Alguns refugos de outros times se juntaram naquela equipe: Macedo e Jamelli vieram do Sao Paulo, recentemente bi-campeão mundial, Vagner e Robert que já tinham diversos clubes na lista. Outro atletas eram da base como Ronaldo Marconatto, Carlinhos e Marcelo Passos. O Técnico era um tal de Cabralzinho, que já passara - sem deixar qualquer saudade - pela Vila Belmiro.

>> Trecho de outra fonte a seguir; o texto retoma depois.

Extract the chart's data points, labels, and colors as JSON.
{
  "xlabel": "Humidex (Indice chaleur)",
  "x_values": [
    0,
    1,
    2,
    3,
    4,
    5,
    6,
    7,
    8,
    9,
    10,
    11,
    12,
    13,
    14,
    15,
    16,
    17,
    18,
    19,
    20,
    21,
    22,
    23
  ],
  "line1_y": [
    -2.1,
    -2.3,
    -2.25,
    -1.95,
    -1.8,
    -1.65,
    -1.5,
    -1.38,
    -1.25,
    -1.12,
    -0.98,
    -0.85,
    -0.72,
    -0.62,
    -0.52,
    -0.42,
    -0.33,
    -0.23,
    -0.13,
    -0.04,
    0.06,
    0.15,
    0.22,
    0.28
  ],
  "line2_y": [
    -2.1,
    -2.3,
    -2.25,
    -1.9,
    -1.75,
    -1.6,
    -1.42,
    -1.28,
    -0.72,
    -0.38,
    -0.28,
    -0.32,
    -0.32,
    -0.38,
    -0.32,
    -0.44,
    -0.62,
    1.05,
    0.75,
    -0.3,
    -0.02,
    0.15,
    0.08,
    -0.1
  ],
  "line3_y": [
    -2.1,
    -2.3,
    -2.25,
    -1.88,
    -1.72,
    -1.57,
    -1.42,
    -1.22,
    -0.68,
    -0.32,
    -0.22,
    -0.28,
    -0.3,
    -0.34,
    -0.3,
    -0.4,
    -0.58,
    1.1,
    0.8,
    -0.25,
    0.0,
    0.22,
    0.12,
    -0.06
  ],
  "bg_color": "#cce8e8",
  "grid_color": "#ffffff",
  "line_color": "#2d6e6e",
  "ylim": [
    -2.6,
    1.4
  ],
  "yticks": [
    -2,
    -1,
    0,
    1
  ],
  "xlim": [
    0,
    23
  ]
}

Após um primeiro turno sem empolgar ( apesar de algumas boas partidas ) o time foi para o tudo ou nada no segundo turno. Saiu vencendo a todos: goleou o Corinthians na Vila encharcada ( 3x0 ) e passou pelo Palmeiras no Pacaembu ( 1x0, gol de Vágner faltando 5 minutos pro fim e sem esta vitória o time nem teria ido para semifinal ). Ai era só bater no já eliminado e correr para o abraço. Mas mesmo sendo sensação aquele momento o jogo foi tenso.  E eu nem vi o jogo, pois estava indo para Fortaleza. Só soube da classificação ao chegar na capital dos cearenses. Alívio e esperança, claro. 

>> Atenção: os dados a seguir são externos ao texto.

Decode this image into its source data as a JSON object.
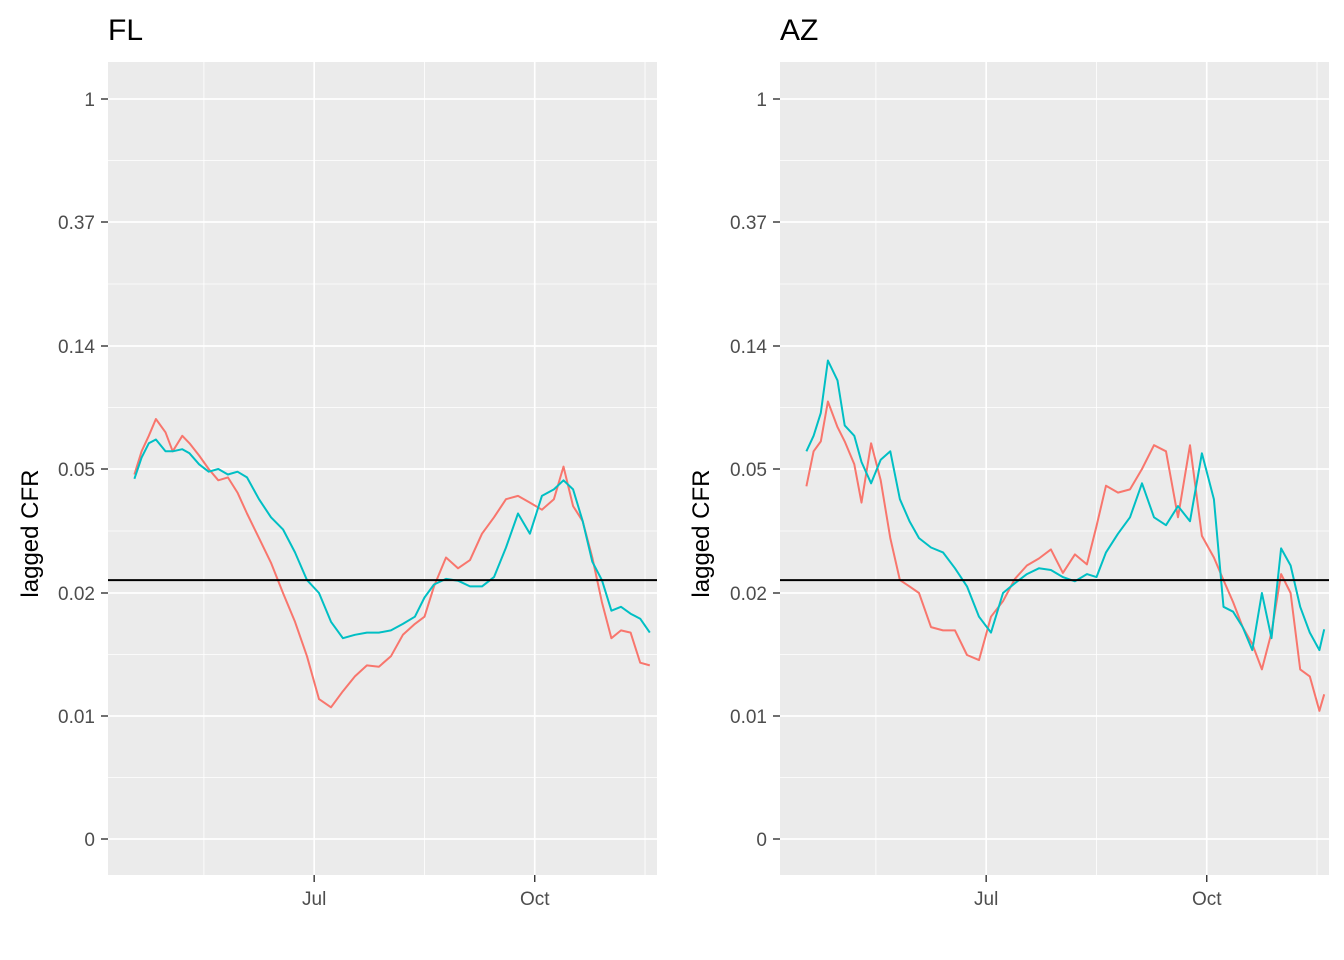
{
  "chart_data": [
    {
      "type": "line",
      "title": "FL",
      "xlabel": "",
      "ylabel": "lagged CFR",
      "y_scale": "log",
      "y_ticks": [
        {
          "value": 0,
          "label": "0"
        },
        {
          "value": 0.01,
          "label": "0.01"
        },
        {
          "value": 0.02,
          "label": "0.02"
        },
        {
          "value": 0.05,
          "label": "0.05"
        },
        {
          "value": 0.14,
          "label": "0.14"
        },
        {
          "value": 0.37,
          "label": "0.37"
        },
        {
          "value": 1,
          "label": "1"
        }
      ],
      "x_ticks": [
        {
          "value": "2020-07-01",
          "label": "Jul"
        },
        {
          "value": "2020-10-01",
          "label": "Oct"
        }
      ],
      "xlim": [
        "2020-04-06",
        "2020-11-21"
      ],
      "hline": 0.022,
      "grid": true,
      "legend": "none",
      "series": [
        {
          "color": "#F8766D",
          "points": [
            [
              "2020-04-17",
              0.048
            ],
            [
              "2020-04-20",
              0.058
            ],
            [
              "2020-04-23",
              0.066
            ],
            [
              "2020-04-26",
              0.076
            ],
            [
              "2020-04-30",
              0.068
            ],
            [
              "2020-05-03",
              0.058
            ],
            [
              "2020-05-07",
              0.066
            ],
            [
              "2020-05-10",
              0.062
            ],
            [
              "2020-05-14",
              0.056
            ],
            [
              "2020-05-18",
              0.05
            ],
            [
              "2020-05-22",
              0.046
            ],
            [
              "2020-05-26",
              0.047
            ],
            [
              "2020-05-30",
              0.042
            ],
            [
              "2020-06-03",
              0.036
            ],
            [
              "2020-06-08",
              0.03
            ],
            [
              "2020-06-13",
              0.025
            ],
            [
              "2020-06-18",
              0.02
            ],
            [
              "2020-06-23",
              0.017
            ],
            [
              "2020-06-28",
              0.014
            ],
            [
              "2020-07-03",
              0.011
            ],
            [
              "2020-07-08",
              0.0105
            ],
            [
              "2020-07-13",
              0.0115
            ],
            [
              "2020-07-18",
              0.0125
            ],
            [
              "2020-07-23",
              0.0133
            ],
            [
              "2020-07-28",
              0.0132
            ],
            [
              "2020-08-02",
              0.014
            ],
            [
              "2020-08-07",
              0.0158
            ],
            [
              "2020-08-12",
              0.0168
            ],
            [
              "2020-08-16",
              0.0175
            ],
            [
              "2020-08-20",
              0.021
            ],
            [
              "2020-08-25",
              0.026
            ],
            [
              "2020-08-30",
              0.024
            ],
            [
              "2020-09-04",
              0.0255
            ],
            [
              "2020-09-09",
              0.031
            ],
            [
              "2020-09-14",
              0.035
            ],
            [
              "2020-09-19",
              0.04
            ],
            [
              "2020-09-24",
              0.041
            ],
            [
              "2020-09-29",
              0.039
            ],
            [
              "2020-10-04",
              0.037
            ],
            [
              "2020-10-09",
              0.04
            ],
            [
              "2020-10-13",
              0.051
            ],
            [
              "2020-10-17",
              0.038
            ],
            [
              "2020-10-21",
              0.034
            ],
            [
              "2020-10-25",
              0.026
            ],
            [
              "2020-10-29",
              0.019
            ],
            [
              "2020-11-02",
              0.0155
            ],
            [
              "2020-11-06",
              0.0162
            ],
            [
              "2020-11-10",
              0.016
            ],
            [
              "2020-11-14",
              0.0135
            ],
            [
              "2020-11-18",
              0.0133
            ]
          ]
        },
        {
          "color": "#00BFC4",
          "points": [
            [
              "2020-04-17",
              0.0465
            ],
            [
              "2020-04-20",
              0.055
            ],
            [
              "2020-04-23",
              0.062
            ],
            [
              "2020-04-26",
              0.064
            ],
            [
              "2020-04-30",
              0.058
            ],
            [
              "2020-05-03",
              0.058
            ],
            [
              "2020-05-07",
              0.059
            ],
            [
              "2020-05-10",
              0.057
            ],
            [
              "2020-05-14",
              0.052
            ],
            [
              "2020-05-18",
              0.049
            ],
            [
              "2020-05-22",
              0.05
            ],
            [
              "2020-05-26",
              0.048
            ],
            [
              "2020-05-30",
              0.049
            ],
            [
              "2020-06-03",
              0.047
            ],
            [
              "2020-06-08",
              0.04
            ],
            [
              "2020-06-13",
              0.035
            ],
            [
              "2020-06-18",
              0.032
            ],
            [
              "2020-06-23",
              0.027
            ],
            [
              "2020-06-28",
              0.022
            ],
            [
              "2020-07-03",
              0.02
            ],
            [
              "2020-07-08",
              0.017
            ],
            [
              "2020-07-13",
              0.0155
            ],
            [
              "2020-07-18",
              0.0158
            ],
            [
              "2020-07-23",
              0.016
            ],
            [
              "2020-07-28",
              0.016
            ],
            [
              "2020-08-02",
              0.0162
            ],
            [
              "2020-08-07",
              0.0168
            ],
            [
              "2020-08-12",
              0.0175
            ],
            [
              "2020-08-16",
              0.0195
            ],
            [
              "2020-08-20",
              0.0213
            ],
            [
              "2020-08-25",
              0.0222
            ],
            [
              "2020-08-30",
              0.0219
            ],
            [
              "2020-09-04",
              0.021
            ],
            [
              "2020-09-09",
              0.021
            ],
            [
              "2020-09-14",
              0.0225
            ],
            [
              "2020-09-19",
              0.028
            ],
            [
              "2020-09-24",
              0.036
            ],
            [
              "2020-09-29",
              0.031
            ],
            [
              "2020-10-04",
              0.041
            ],
            [
              "2020-10-09",
              0.043
            ],
            [
              "2020-10-13",
              0.046
            ],
            [
              "2020-10-17",
              0.043
            ],
            [
              "2020-10-21",
              0.034
            ],
            [
              "2020-10-25",
              0.0252
            ],
            [
              "2020-10-29",
              0.022
            ],
            [
              "2020-11-02",
              0.0181
            ],
            [
              "2020-11-06",
              0.0185
            ],
            [
              "2020-11-10",
              0.0178
            ],
            [
              "2020-11-14",
              0.0173
            ],
            [
              "2020-11-18",
              0.016
            ]
          ]
        }
      ]
    },
    {
      "type": "line",
      "title": "AZ",
      "xlabel": "",
      "ylabel": "lagged CFR",
      "y_scale": "log",
      "y_ticks": [
        {
          "value": 0,
          "label": "0"
        },
        {
          "value": 0.01,
          "label": "0.01"
        },
        {
          "value": 0.02,
          "label": "0.02"
        },
        {
          "value": 0.05,
          "label": "0.05"
        },
        {
          "value": 0.14,
          "label": "0.14"
        },
        {
          "value": 0.37,
          "label": "0.37"
        },
        {
          "value": 1,
          "label": "1"
        }
      ],
      "x_ticks": [
        {
          "value": "2020-07-01",
          "label": "Jul"
        },
        {
          "value": "2020-10-01",
          "label": "Oct"
        }
      ],
      "xlim": [
        "2020-04-06",
        "2020-11-21"
      ],
      "hline": 0.022,
      "grid": true,
      "legend": "none",
      "series": [
        {
          "color": "#F8766D",
          "points": [
            [
              "2020-04-17",
              0.044
            ],
            [
              "2020-04-20",
              0.058
            ],
            [
              "2020-04-23",
              0.063
            ],
            [
              "2020-04-26",
              0.088
            ],
            [
              "2020-04-30",
              0.071
            ],
            [
              "2020-05-03",
              0.063
            ],
            [
              "2020-05-07",
              0.052
            ],
            [
              "2020-05-10",
              0.039
            ],
            [
              "2020-05-14",
              0.062
            ],
            [
              "2020-05-18",
              0.046
            ],
            [
              "2020-05-22",
              0.03
            ],
            [
              "2020-05-26",
              0.022
            ],
            [
              "2020-05-30",
              0.021
            ],
            [
              "2020-06-03",
              0.02
            ],
            [
              "2020-06-08",
              0.0165
            ],
            [
              "2020-06-13",
              0.0162
            ],
            [
              "2020-06-18",
              0.0162
            ],
            [
              "2020-06-23",
              0.0141
            ],
            [
              "2020-06-28",
              0.0137
            ],
            [
              "2020-07-03",
              0.0175
            ],
            [
              "2020-07-08",
              0.0191
            ],
            [
              "2020-07-13",
              0.0222
            ],
            [
              "2020-07-18",
              0.0245
            ],
            [
              "2020-07-23",
              0.0258
            ],
            [
              "2020-07-28",
              0.0276
            ],
            [
              "2020-08-02",
              0.0232
            ],
            [
              "2020-08-07",
              0.0266
            ],
            [
              "2020-08-12",
              0.0247
            ],
            [
              "2020-08-16",
              0.0328
            ],
            [
              "2020-08-20",
              0.0442
            ],
            [
              "2020-08-25",
              0.042
            ],
            [
              "2020-08-30",
              0.043
            ],
            [
              "2020-09-04",
              0.05
            ],
            [
              "2020-09-09",
              0.061
            ],
            [
              "2020-09-14",
              0.058
            ],
            [
              "2020-09-19",
              0.035
            ],
            [
              "2020-09-24",
              0.061
            ],
            [
              "2020-09-29",
              0.0305
            ],
            [
              "2020-10-04",
              0.026
            ],
            [
              "2020-10-08",
              0.022
            ],
            [
              "2020-10-12",
              0.019
            ],
            [
              "2020-10-16",
              0.0165
            ],
            [
              "2020-10-20",
              0.015
            ],
            [
              "2020-10-24",
              0.013
            ],
            [
              "2020-10-28",
              0.016
            ],
            [
              "2020-11-01",
              0.023
            ],
            [
              "2020-11-05",
              0.02
            ],
            [
              "2020-11-09",
              0.013
            ],
            [
              "2020-11-13",
              0.0125
            ],
            [
              "2020-11-17",
              0.0103
            ],
            [
              "2020-11-19",
              0.0113
            ]
          ]
        },
        {
          "color": "#00BFC4",
          "points": [
            [
              "2020-04-17",
              0.058
            ],
            [
              "2020-04-20",
              0.066
            ],
            [
              "2020-04-23",
              0.08
            ],
            [
              "2020-04-26",
              0.124
            ],
            [
              "2020-04-30",
              0.105
            ],
            [
              "2020-05-03",
              0.072
            ],
            [
              "2020-05-07",
              0.066
            ],
            [
              "2020-05-10",
              0.053
            ],
            [
              "2020-05-14",
              0.045
            ],
            [
              "2020-05-18",
              0.054
            ],
            [
              "2020-05-22",
              0.058
            ],
            [
              "2020-05-26",
              0.04
            ],
            [
              "2020-05-30",
              0.034
            ],
            [
              "2020-06-03",
              0.03
            ],
            [
              "2020-06-08",
              0.028
            ],
            [
              "2020-06-13",
              0.027
            ],
            [
              "2020-06-18",
              0.024
            ],
            [
              "2020-06-23",
              0.021
            ],
            [
              "2020-06-28",
              0.0175
            ],
            [
              "2020-07-03",
              0.016
            ],
            [
              "2020-07-08",
              0.02
            ],
            [
              "2020-07-13",
              0.0215
            ],
            [
              "2020-07-18",
              0.023
            ],
            [
              "2020-07-23",
              0.024
            ],
            [
              "2020-07-28",
              0.0237
            ],
            [
              "2020-08-02",
              0.0225
            ],
            [
              "2020-08-07",
              0.0218
            ],
            [
              "2020-08-12",
              0.023
            ],
            [
              "2020-08-16",
              0.0225
            ],
            [
              "2020-08-20",
              0.027
            ],
            [
              "2020-08-25",
              0.031
            ],
            [
              "2020-08-30",
              0.035
            ],
            [
              "2020-09-04",
              0.045
            ],
            [
              "2020-09-09",
              0.035
            ],
            [
              "2020-09-14",
              0.033
            ],
            [
              "2020-09-19",
              0.038
            ],
            [
              "2020-09-24",
              0.034
            ],
            [
              "2020-09-29",
              0.057
            ],
            [
              "2020-10-04",
              0.04
            ],
            [
              "2020-10-08",
              0.0185
            ],
            [
              "2020-10-12",
              0.018
            ],
            [
              "2020-10-16",
              0.0165
            ],
            [
              "2020-10-20",
              0.0145
            ],
            [
              "2020-10-24",
              0.02
            ],
            [
              "2020-10-28",
              0.0155
            ],
            [
              "2020-11-01",
              0.0278
            ],
            [
              "2020-11-05",
              0.0245
            ],
            [
              "2020-11-09",
              0.0185
            ],
            [
              "2020-11-13",
              0.016
            ],
            [
              "2020-11-17",
              0.0145
            ],
            [
              "2020-11-19",
              0.0163
            ]
          ]
        }
      ]
    }
  ]
}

Na quarta aconteceu a partida de ida, no Maracanã. E eu mais uma vez não iria assistir. Achei um bom presságio, mas não foi bem assim. Soube em uma das paradas que estava 1x0 para o Santos e imaginei chegar classificado em Salgueiro, mas... foi 4x1 para o time de Renato Gaúcho, apos uma jogador ser expulso tudo praticamente ruíra. Como reverter um placar assim? Eu não sei de onde vinha minha fé, mas eu dizia a todos: "vamos virar". Achavam que era apenas da boca para fora, mas eu acreditei. Muito antes do Atlético-MG e sua saga na Libertadores de 2013. Eu me lembro da cada momento naquele domingo 10 de Dezembro, coloquei minha casa 10, claro, comprada em Fortaleza e fiquei - como sempre - assistindo pela Band ( torcedor de time SP deveria apanhar de cinta de preferir a Globo ).

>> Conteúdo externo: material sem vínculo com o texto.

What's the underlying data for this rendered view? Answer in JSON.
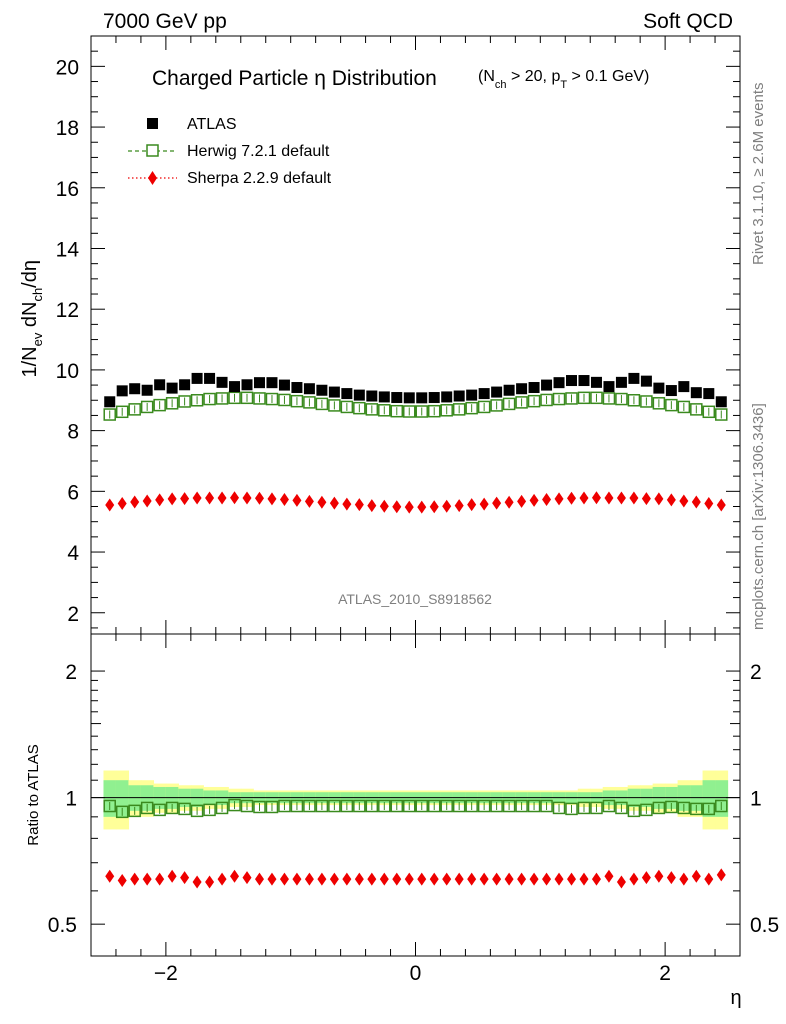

O resto é história. Os gols do primeiro tempo, as bolas na trave, os quase gols do Fluminense, time ficando o intervalo no campo... tudo está nítido na minha cabeça até hoje. O gol de Macedo parecia libertador... mas o Fluminense era um time forte e lutou muito, conseguindo logo em seguida o 3x1 que lhe servia. Aos 16 o Messias - que já fazia partida magnifica - rouba bola de Ronald, divide com o goleiro Whellerson e a bola sobra para Camanducaia fazer 4x1 e seguirmos para a final, mas... o zagueiro Ronaldo faz uma falta idiota no meio de campo e é expulso. O Flu aperta, pressiona e o segundo gol parece certo. Mas o Santos tem o seu Messias...

Eram 39 minutos. Com um a menos, ele tenta segurar a bola no meio do campo, num lance aparentemente sem qualquer pretensão. Mas estamos falando de G10, estamos falando de um gênio. Ele, do nada, arruma um passe de calcanhar para Marcelo Passos que como uma flecha chega perto da área e com uma curva linda marca um golaço. Eu mesmo admito que quebrei uma mesa da sala de nossa casa com uma das inúmeras cambalhotas que eu dei... parecia tudo resolvido ( pela terceira vez na partida ), mas... o Fluminense no minuto seguinte chega ao segundo gol e mais servia para eles conseguirem a classificação. Mas...

Era dia do Santos. O dia em que eu vi Pelé em campo. Sim amigos, Giovanni naquele atuou como Pelé. O Rei mesmo diria isso depois. Claro que nos roubaram aquele título na sequencia, na pior e mais mal intencionada arbitragem que eu vi na vida. Mas isso é outra história.

20 anos e eu ainda me arrepio de ver os lances. 20 anos e eu ainda sinto a mesma alegria daquele dia. Ir trabalhar na segunda foi uma alegria como nunca em vivenciara antes. Meu time estava na final e era o assunto do Brasil. 

20 anos e eu ainda digo: Giovanni é o meu Messias. 20 anos e nada superou este dia, nem o Brasileirão de 2002 ( e olha que aquele foi foi insano também ) ou a Libertadores de 2011. 20 anos e eu ainda vejo aquele jogo na minha frente.